Archie and Olivia Manning had great concerns about their son’s future health. So Peyton flew home one night, plopped on the foot of their bed and talked:

“Here’s the deal. I’m old. I’ve had the surgery. I’ve had the fusion. I’m going to do what the doctors tell me to do. … If they say I shouldn’t play football again, then I’m done, and it’s been a good ride.

“But if they say I can play football again, I’m going to give it my best shot.”

This comforted them some.

But even with doctor approval, how vulnerable might he be, especially with his 36th birthday looming?

“There were so many unknowns …” Peyton Manning said during a conference call as his Denver Broncos were preparing to play host to the Chiefs on Sunday. “There was so much, ‘Hey, it should come back.’”

Only should, though, not will.

At that point, with four NFL MVP awards and two Super Bowl berths behind him, there was no question of Manning’s sheer nerve.

Sheered nerve endings were another matter.

“There’s not a whole lot you can do to make them come back any quicker,” he said, later adding, “And of all places it was (affecting) was my right arm.”

That right arm had hurled more than 54,000 NFL yards and been good for 399 touchdowns for Indianapolis.

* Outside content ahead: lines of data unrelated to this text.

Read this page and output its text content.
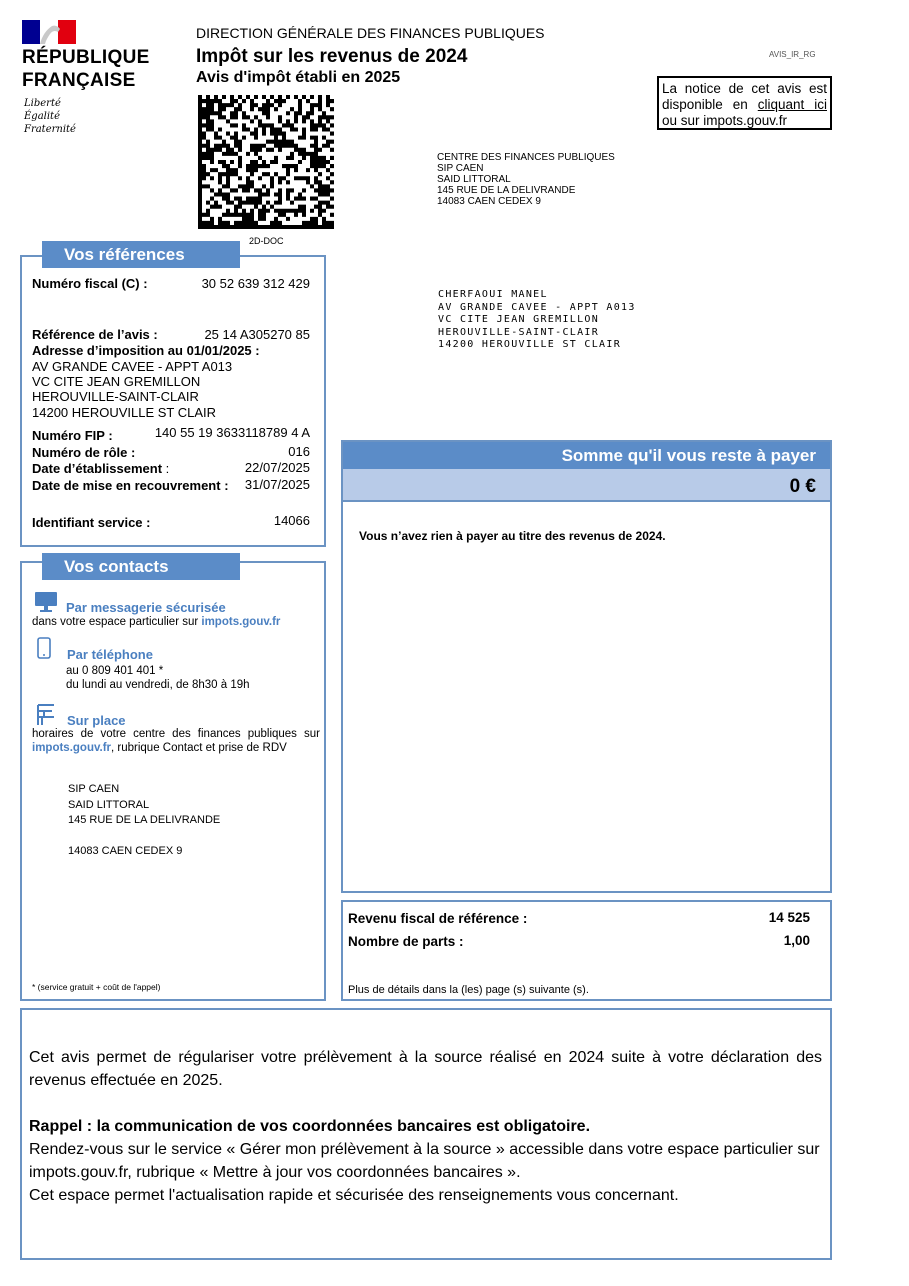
RÉPUBLIQUE
FRANÇAISE
Liberté
Égalité
Fraternité
DIRECTION GÉNÉRALE DES FINANCES PUBLIQUES
Impôt sur les revenus de 2024
Avis d'impôt établi en 2025
AVIS_IR_RG
La notice de cet avis est disponible en cliquant ici ou sur impots.gouv.fr
2D-DOC
CENTRE DES FINANCES PUBLIQUES
SIP CAEN
SAID LITTORAL
145 RUE DE LA DELIVRANDE
14083 CAEN CEDEX 9
CHERFAOUI MANEL
AV GRANDE CAVEE - APPT A013
VC CITE JEAN GREMILLON
HEROUVILLE-SAINT-CLAIR
14200 HEROUVILLE ST CLAIR
Vos références
Numéro fiscal (C) :	30 52 639 312 429
Référence de l’avis :	25 14 A305270 85
Adresse d’imposition au 01/01/2025 :
AV GRANDE CAVEE - APPT A013
VC CITE JEAN GREMILLON
HEROUVILLE-SAINT-CLAIR
14200 HEROUVILLE ST CLAIR
Numéro FIP :	140 55 19 3633118789 4 A
Numéro de rôle :	016
Date d’établissement :	22/07/2025
Date de mise en recouvrement : 31/07/2025
Identifiant service :	14066
Vos contacts
Par messagerie sécurisée
dans votre espace particulier sur impots.gouv.fr
Par téléphone
au 0 809 401 401 *
du lundi au vendredi, de 8h30 à 19h
Sur place
horaires de votre centre des finances publiques sur
impots.gouv.fr, rubrique Contact et prise de RDV
SIP CAEN
SAID LITTORAL
145 RUE DE LA DELIVRANDE
14083 CAEN CEDEX 9
* (service gratuit + coût de l'appel)
Somme qu'il vous reste à payer
0 €
Vous n’avez rien à payer au titre des revenus de 2024.
Revenu fiscal de référence :	14 525
Nombre de parts :	1,00
Plus de détails dans la (les) page (s) suivante (s).
Cet avis permet de régulariser votre prélèvement à la source réalisé en 2024 suite à votre déclaration des revenus effectuée en 2025.
Rappel : la communication de vos coordonnées bancaires est obligatoire.
Rendez-vous sur le service « Gérer mon prélèvement à la source » accessible dans votre espace particulier sur impots.gouv.fr, rubrique « Mettre à jour vos coordonnées bancaires ».
Cet espace permet l'actualisation rapide et sécurisée des renseignements vous concernant.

Yet Manning was left pondering the words of a high school coach who had urged him to become “amphibious” … meaning ambidextrous.

“I should have taken the advice and learned to throw left-handed,” Manning joked. “It’s too late for that.”

But not, as it happened, a recovery that perhaps is underappreciated because of what he has done since.

On the way to the 2014 Super Bowl in his second season back, the Broncos amassed the second-most points per game in NFL history (37.9) as Manning set league records with 5,477 yards and 55 touchdowns.

And there was nothing inevitable or easy about this.

The father remembers 2011, after one of the neck surgeries, when the son couldn’t even throw a few yards.

“He just kind of had to start over,” Archie Manning said.

In more ways than one.

As he sat out the 2011 season and Indianapolis plummeted into position to draft Andrew Luck, Manning still figured his future would be with the Colts until they cut him in March 2012.

He had reconciled mentoring Luck because he thought of himself as someone who would play his entire career with one team.

“Then all of a sudden … he had to go look for a team,” Archie Manning said.

Recovery questions or not, though, there was no shortage of suitors.

Chiefs chairman Clark Hunt and then-coach Romeo Crennel were among those making public overtures.

Manning visited Denver, Arizona and Tennessee and was visited by a few other teams.

He apparently didn’t strongly consider Kansas City. He’s shut the question about KC down so many times there was no point in asking again Wednesday, but his father cast some light on it.

Peyton and his father both liked then-general manager Scott Pioli, whom Archie Manning said had been good to them.

And Peyton even had “a fondness for Kansas City,” Archie Manning said, based in part on five trips here as the recipient of the NFL 101 Awards offensive player of the year.

He’s earned the award, incidentally, twice more since going to Denver.

But free agency reminded him of recruiting, which was one thing to go through as a teenager and another to go through as an adult.

“It grew old with him real fast,” the father said.

So he narrowed the field early, locked in on the most appealing target (in part because of John Elway’s role with the Broncos) and has thrived.

So much so that he now seems taken for granted just because, well, he’s Peyton Manning, force of nature.

But no one could have anticipated the recovery or even really felt certain he’d stay healthy … assurances to his parents notwithstanding.